Over a third (37%) of savers contributing to at least one defined contribution (DC) pension are unaware of how much is being paid into their pot, personally and by their employer, Broadstone has found.
Analysing the Financial Conduct Authority’s (FCA’s) Financial Lives Survey, the independent consultancy stated that an alarming number of savers are unaware of their contributions, despite a lack of confidence over their financial security in retirement.
Just 34% of those surveyed said that they were confident about their later life income, with two in five (40%) disagreeing that their pension would give them the income they hoped for in retirement.
Furthermore, nearly a half (49%) have little to no idea of the annual income they can expect their DC pension in retirement.
Whilst inertia has been a driving force in creating millions of new pension savers, Broadstone has said that it could be acting as a drag on increasing the contributions necessary for savers to achieve an adequate standard of living in retirement.

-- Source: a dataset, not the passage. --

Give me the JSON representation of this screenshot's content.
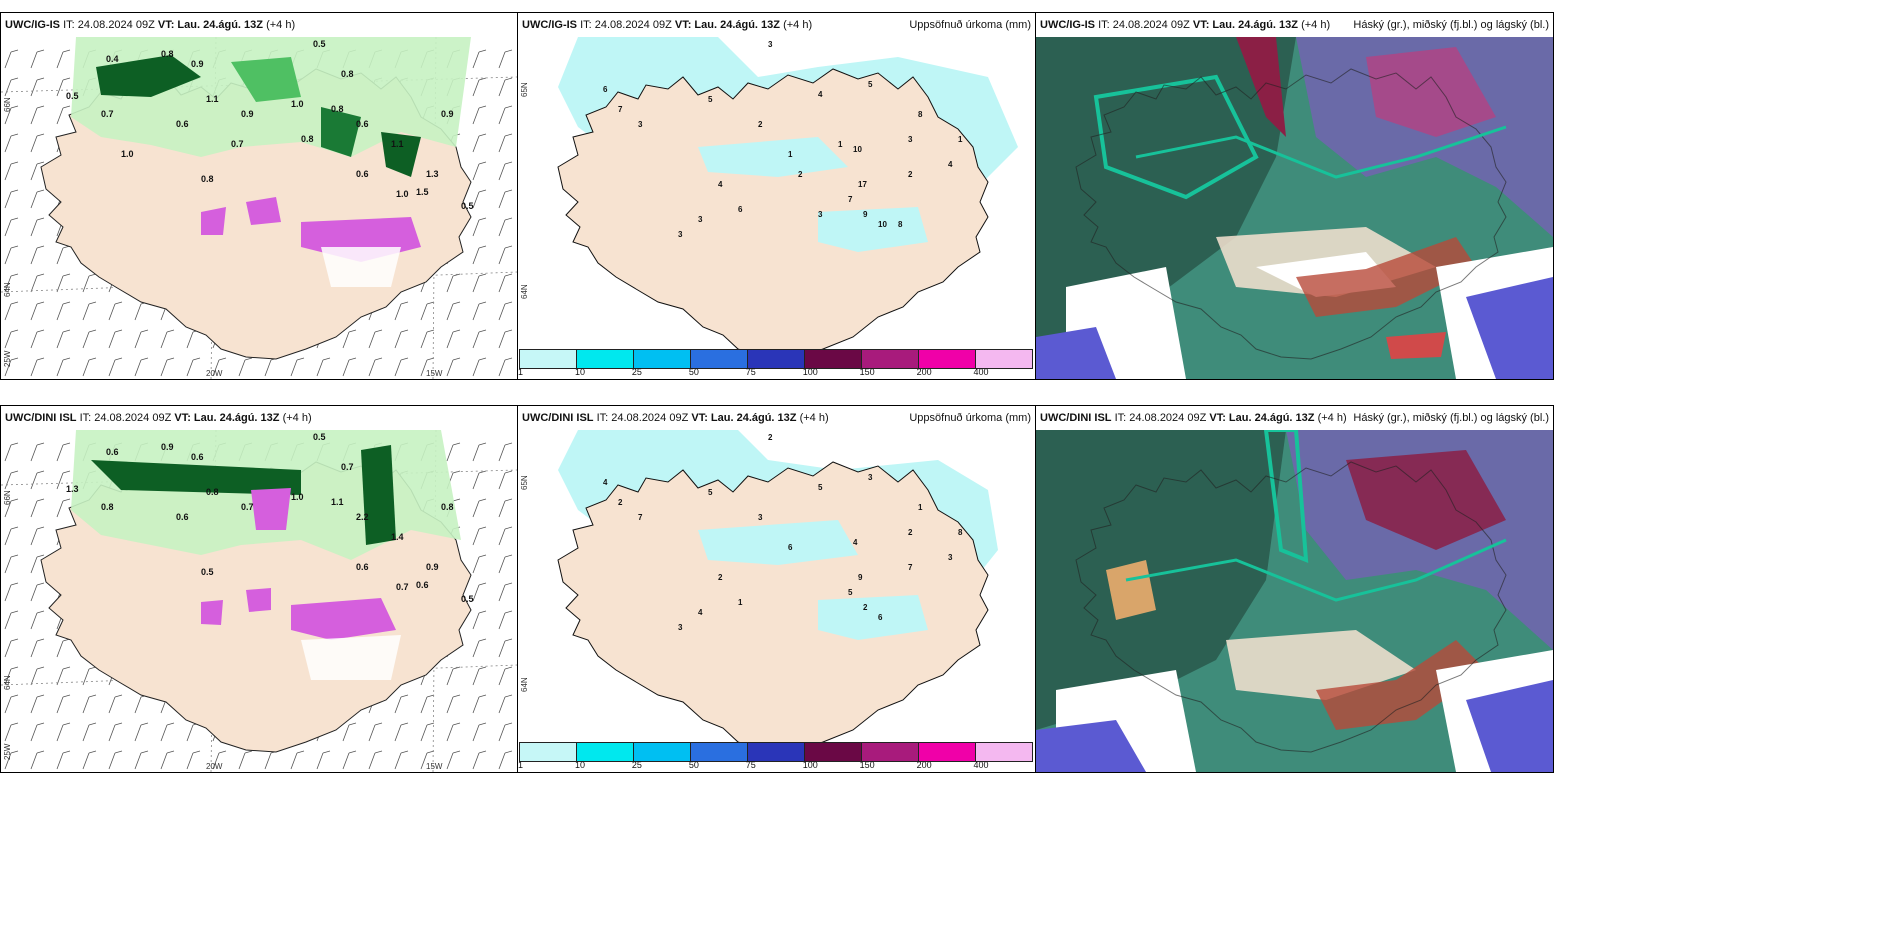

This is highlighted by the fact that nearly three-quarters (74%) of savers with at least one DC pension have not increased the percentage of their salary they are contributing to their pot.
Head of DC workplace savings at Broadstone, Damon Hopkins, said: “It is abundantly clear that the next phase of auto-enrolment needs to see a transition from inertia to action – from the Government and employers.
“Having relied on inertia to get millions more people paying into workplace pension schemes, we need to rely on the same inertia to increase contribution rates if savers are to achieve the standard of living they desire in retirement.
“Despite lacking confidence about achieving their desired income in retirement, the FCA data shows that savers are still unaware how much they are contributing and how much income that will generate, let alone whether they’ll have enough in retirement.”
Hopkins added: “We still need employers and providers to play an important role in nudging savers and improving their understanding of their pension and retirement needs, while also ensuring DC schemes deliver robust risk adjusted returns and value for money.”